We could all of us unravel
Published 6:27 am Wednesday, March 9, 2011
It is the feeling of watching a slow-motion train wreck, holding our collective breath as we wait for the impending crash
Maybe, it is that pull to rubberneck when we pass an accident. Perhaps, it is our curiosity at the sight of a police car with flashing lights sitting behind a pulled-over vehicle.
There is something in us that wants to know what is happening, something that wonders about the story taking place while we go on with our lives. Whatever “it” is, it is alive in the swirl going on around Charlie Sheen.
Now, I know some people are reading these words and saying, “No, not a column about Charlie Sheen.” Maybe they are right, Mr.
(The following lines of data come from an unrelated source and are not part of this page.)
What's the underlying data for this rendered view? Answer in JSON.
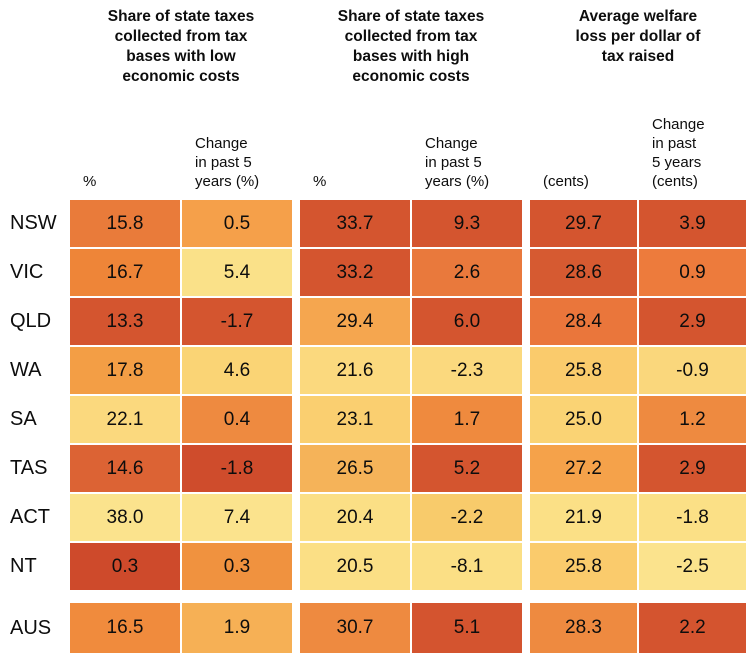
{
  "chart_data": {
    "type": "heatmap",
    "description": "Table of state tax measures shaded from pale yellow (better) to dark red (worse)",
    "column_groups": [
      {
        "title": "Share of state taxes collected from tax bases with low economic costs",
        "title_lines": [
          "Share of state taxes",
          "collected from tax",
          "bases with low",
          "economic costs"
        ],
        "sub_columns": [
          {
            "label": "%",
            "lines": [
              "%"
            ]
          },
          {
            "label": "Change in past 5 years (%)",
            "lines": [
              "Change",
              "in past 5",
              "years (%)"
            ]
          }
        ]
      },
      {
        "title": "Share of state taxes collected from tax bases with high economic costs",
        "title_lines": [
          "Share of state taxes",
          "collected from tax",
          "bases with high",
          "economic costs"
        ],
        "sub_columns": [
          {
            "label": "%",
            "lines": [
              "%"
            ]
          },
          {
            "label": "Change in past 5 years (%)",
            "lines": [
              "Change",
              "in past 5",
              "years (%)"
            ]
          }
        ]
      },
      {
        "title": "Average welfare loss per dollar of tax raised",
        "title_lines": [
          "Average welfare",
          "loss per dollar of",
          "tax raised"
        ],
        "sub_columns": [
          {
            "label": "(cents)",
            "lines": [
              "(cents)"
            ]
          },
          {
            "label": "Change in past 5 years (cents)",
            "lines": [
              "Change",
              "in past",
              "5 years",
              "(cents)"
            ]
          }
        ]
      }
    ],
    "rows": [
      {
        "label": "NSW",
        "separated": false,
        "values": [
          "15.8",
          "0.5",
          "33.7",
          "9.3",
          "29.7",
          "3.9"
        ],
        "cell_colors": [
          "#E97B3A",
          "#F5A04A",
          "#D4552F",
          "#D4552F",
          "#D4552F",
          "#D4552F"
        ]
      },
      {
        "label": "VIC",
        "separated": false,
        "values": [
          "16.7",
          "5.4",
          "33.2",
          "2.6",
          "28.6",
          "0.9"
        ],
        "cell_colors": [
          "#EE8538",
          "#FAE189",
          "#D4552F",
          "#E9793C",
          "#D65A31",
          "#ED7B3C"
        ]
      },
      {
        "label": "QLD",
        "separated": false,
        "values": [
          "13.3",
          "-1.7",
          "29.4",
          "6.0",
          "28.4",
          "2.9"
        ],
        "cell_colors": [
          "#D4552F",
          "#D4552F",
          "#F5A64F",
          "#D4552F",
          "#EA763B",
          "#D4552F"
        ]
      },
      {
        "label": "WA",
        "separated": false,
        "values": [
          "17.8",
          "4.6",
          "21.6",
          "-2.3",
          "25.8",
          "-0.9"
        ],
        "cell_colors": [
          "#F39E45",
          "#FAD475",
          "#FBD97E",
          "#FBD97E",
          "#FACB6C",
          "#FAD77C"
        ]
      },
      {
        "label": "SA",
        "separated": false,
        "values": [
          "22.1",
          "0.4",
          "23.1",
          "1.7",
          "25.0",
          "1.2"
        ],
        "cell_colors": [
          "#FBD97E",
          "#EE8A40",
          "#FACF70",
          "#EF8A3E",
          "#FAD374",
          "#EE8A40"
        ]
      },
      {
        "label": "TAS",
        "separated": false,
        "values": [
          "14.6",
          "-1.8",
          "26.5",
          "5.2",
          "27.2",
          "2.9"
        ],
        "cell_colors": [
          "#DC6334",
          "#CF4C2C",
          "#F5B359",
          "#D4552F",
          "#F5A24A",
          "#D4552F"
        ]
      },
      {
        "label": "ACT",
        "separated": false,
        "values": [
          "38.0",
          "7.4",
          "20.4",
          "-2.2",
          "21.9",
          "-1.8"
        ],
        "cell_colors": [
          "#FBE38D",
          "#FBE38D",
          "#FBDF85",
          "#F8CB6B",
          "#FBE086",
          "#FBE086"
        ]
      },
      {
        "label": "NT",
        "separated": false,
        "values": [
          "0.3",
          "0.3",
          "20.5",
          "-8.1",
          "25.8",
          "-2.5"
        ],
        "cell_colors": [
          "#CE4A2B",
          "#F0923F",
          "#FBDF85",
          "#FBDF85",
          "#FACB6C",
          "#FBE38D"
        ]
      },
      {
        "label": "AUS",
        "separated": true,
        "values": [
          "16.5",
          "1.9",
          "30.7",
          "5.1",
          "28.3",
          "2.2"
        ],
        "cell_colors": [
          "#F08B3D",
          "#F6B055",
          "#EE8A40",
          "#D4542F",
          "#EE8A40",
          "#D4542F"
        ]
      }
    ],
    "heat_scale": {
      "low_color": "#FBE38D",
      "high_color": "#CE4A2B"
    }
  }
}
Sheen probably doesn’t need more attention, but this isn’t so much about him as it is about the fact that his story is everywhere from television news to the New York Times.
I wondered what our fascination with such things says about us. All right, I know someone is saying, “I’m not fascinated with Charlie Sheen.” I’ll grant that this particular situation might not be an attention grabber for some, but I’m betting something similar has, at some time, been a “grabber.”
This morning I read comments posted on the New York Times Web site following a story about Sheen. All these folks saying how they are glad the studio fired him. They decried the attention he‘s getting. They ranted about people’s interest in him when there are other more important things going on in the world.
While they might have valid points, their outrage loses some of its power when you consider they are following the story or they wouldn’t be posting a comment. I had to laugh when that thought hit me.
So, what makes us look, listen and discuss what seems to be someone self-destructing? I don’t know if I can answer that question for society at large, but I can do some self-examination and maybe learn something about me.
To begin, I admit I’ve watched the interviews with this actor (it’s that rubbernecking at an accident thing kicking in I guess). And, a bunch of thoughts raced in as I listened to him rant about tiger blood and goddesses.
First, came judgment.
“He’s a nut. He’s a spoiled rich guy who thinks he’s more important than he is, etc.”
Then, a bit of superiority kicked in, a close cousin of judgment.
“He may be a celebrity with lots of money and fame, but my life is sure better than his appears to be. I’m so glad I’m not that crazy.”
Oh, and make room for condemnation, also related to judgment.
“Behaving this way — he deserves whatever he gets. The rest of us can’t go around acting out, why should he get away with it?”
Finally, after patting myself on the back for how much better I am than some nutty celebrity, I looked at the image of this man, really saw him beyond the glare of the cameras and heard him over the noise of sound bites.
I saw wildness in his eyes, a lost empty look, and said to myself, this is a person in trouble who doesn’t even know he’s in deep trouble.
So what is my lesson in this Charlie Sheen madness?
That I, that any of us, have the potential for unraveling; it’s part of being human. What saves us is grace, love and having people who care about us.
Will I stop watching the train wreck that appears to be Charlie Sheen’s life and other future train wrecks that get media attention? Perhaps. Hopefully.
But I am human enough to know, I will feel that desire to look. However, if I listen for compassion in the midst of the judgment and condemnation, I might hear a small voice whisper, “There but for the grace of God go I, go any of us.”